Os Maias - Cap. 1: Capítulo 1 Pág. 18 / 630

Veio o Champagne. E o Alencar, depois de passar os dedos magros pelos anéis da cabeleira e pelas pontas do bigode, começou, todo recostado e dando um puxão aos punhos:

- Por uma dourada tarde de outono...

- André, gritou Pedro ao criado, martelando o mármore da mesa, retira o Champagne!

O Alencar bradou, imitando o actor Epifânio:

- O quê!
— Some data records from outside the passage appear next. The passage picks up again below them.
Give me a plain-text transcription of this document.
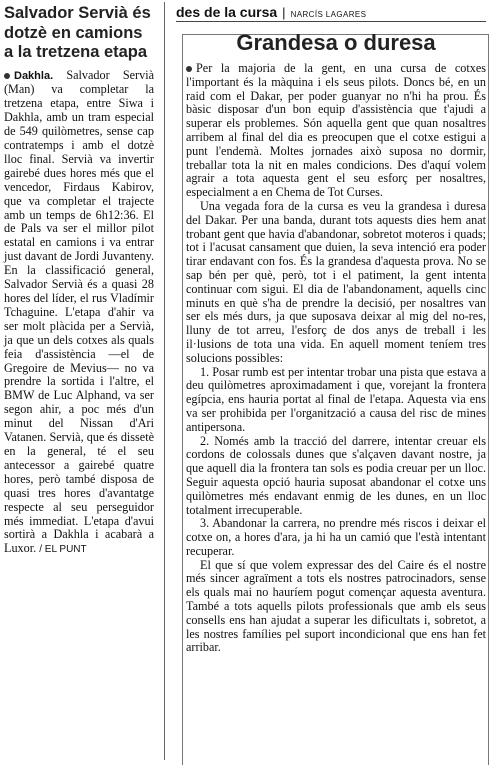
Salvador Servià és dotzè en camions a la tretzena etapa

Dakhla. Salvador Servià (Man) va completar la tretzena etapa, entre Siwa i Dakhla, amb un tram especial de 549 quilòmetres, sense cap contratemps i amb el dotzè lloc final. Servià va invertir gairebé dues hores més que el vencedor, Firdaus Kabirov, que va completar el trajecte amb un temps de 6h12:36. El de Pals va ser el millor pilot estatal en camions i va entrar just davant de Jordi Juvanteny. En la classificació general, Salvador Servià és a quasi 28 hores del líder, el rus Vladímir Tchaguine. L'etapa d'ahir va ser molt plàcida per a Servià, ja que un dels cotxes als quals feia d'assistència —el de Gregoire de Mevius— no va prendre la sortida i l'altre, el BMW de Luc Alphand, va ser segon ahir, a poc més d'un minut del Nissan d'Ari Vatanen. Servià, que és dissetè en la general, té el seu antecessor a gairebé quatre hores, però també disposa de quasi tres hores d'avantatge respecte al seu perseguidor més immediat. L'etapa d'avui sortirà a Dakhla i acabarà a Luxor. / EL PUNT

des de la cursa | NARCÍS LAGARES
Grandesa o duresa

Per la majoria de la gent, en una cursa de cotxes l'important és la màquina i els seus pilots. Doncs bé, en un raid com el Dakar, per poder guanyar no n'hi ha prou. És bàsic disposar d'un bon equip d'assistència que t'ajudi a superar els problemes. Són aquella gent que quan nosaltres arribem al final del dia es preocupen que el cotxe estigui a punt l'endemà. Moltes jornades això suposa no dormir, treballar tota la nit en males condicions. Des d'aquí volem agrair a tota aquesta gent el seu esforç per nosaltres, especialment a en Chema de Tot Curses.

Una vegada fora de la cursa es veu la grandesa i duresa del Dakar. Per una banda, durant tots aquests dies hem anat trobant gent que havia d'abandonar, sobretot moteros i quads; tot i l'acusat cansament que duien, la seva intenció era poder tirar endavant con fos. És la grandesa d'aquesta prova. No se sap bén per què, però, tot i el patiment, la gent intenta continuar com sigui. El dia de l'abandonament, aquells cinc minuts en què s'ha de prendre la decisió, per nosaltres van ser els més durs, ja que suposava deixar al mig del no-res, lluny de tot arreu, l'esforç de dos anys de treball i les il·lusions de tota una vida. En aquell moment teníem tres solucions possibles:

1. Posar rumb est per intentar trobar una pista que estava a deu quilòmetres aproximadament i que, vorejant la frontera egípcia, ens hauria portat al final de l'etapa. Aquesta via ens va ser prohibida per l'organització a causa del risc de mines antipersona.

2. Només amb la tracció del darrere, intentar creuar els cordons de colossals dunes que s'alçaven davant nostre, ja que aquell dia la frontera tan sols es podia creuar per un lloc. Seguir aquesta opció hauria suposat abandonar el cotxe uns quilòmetres més endavant enmig de les dunes, en un lloc totalment irrecuperable.

3. Abandonar la carrera, no prendre més riscos i deixar el cotxe on, a hores d'ara, ja hi ha un camió que l'està intentant recuperar.

El que sí que volem expressar des del Caire és el nostre més sincer agraïment a tots els nostres patrocinadors, sense els quals mai no hauríem pogut començar aquesta aventura. També a tots aquells pilots professionals que amb els seus consells ens han ajudat a superar les dificultats i, sobretot, a les nostres famílies pel suport incondicional que ens han fet arribar.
Sem saciar a avidez de meu lábio?...

Pois bem, o Champagne ficaria: mas o amigo Alencar, esquecendo que era o poeta das Vozes de Aurora, explicaria aquela gente da caleche azul numa linguagem cristã e pratica!...

- Aí vai, meu Pedro, aí vai!

Havia dois anos, justamente quando Pedro perdera a mamã, aquele velho, o papá Monforte, uma manhã rompera subitamente pelas ruas e pela sociedade de Lisboa naquela mesma caleche com essa bela filha ao seu lado. Ninguém os conhecia. Tinham alugado a Arroios um primeiro andar no palacete dos Vargas; e a rapariga principiou a aparecer em S. Carlos, fazendo uma impressão – uma impressão de causar aneurismas, dizia o Alencar! Quando ela atravessava o salão os ombros vergavam-se no deslumbramento de auréola que vinha daquela magnifica criatura, arrastando com um passo de Deusa a sua cauda de corte, sempre decotada como em noites de gala, e apesar de solteira resplandecente de jóias. O papá nunca lhe dava o braço: seguia atrás, entalado numa grande gravata branca de mordomo, parecendo mais tisnado e mais embarcadiço na claridade loira que saía da filha, encolhido e quase apavorado, trazendo nas mãos o óculo, o libreto, um saco de bombons, o leque e o seu próprio guarda-chuva. Mas era no camarote, quando a luz caía sobre o seu colo ebúrneo e as suas tranças de oiro, que ela oferecia verdadeiramente a encarnação de um ideal da Renascença, um modelo de Ticiano... Ele, Alencar, na primeira noite em que a vira, exclamara, mostrando-a a ela e às outras, às trigueirotas da assinatura:

- Rapazes! é como um ducado de ouro novo entre velhos patacos do tempo do Sr. D. João VI!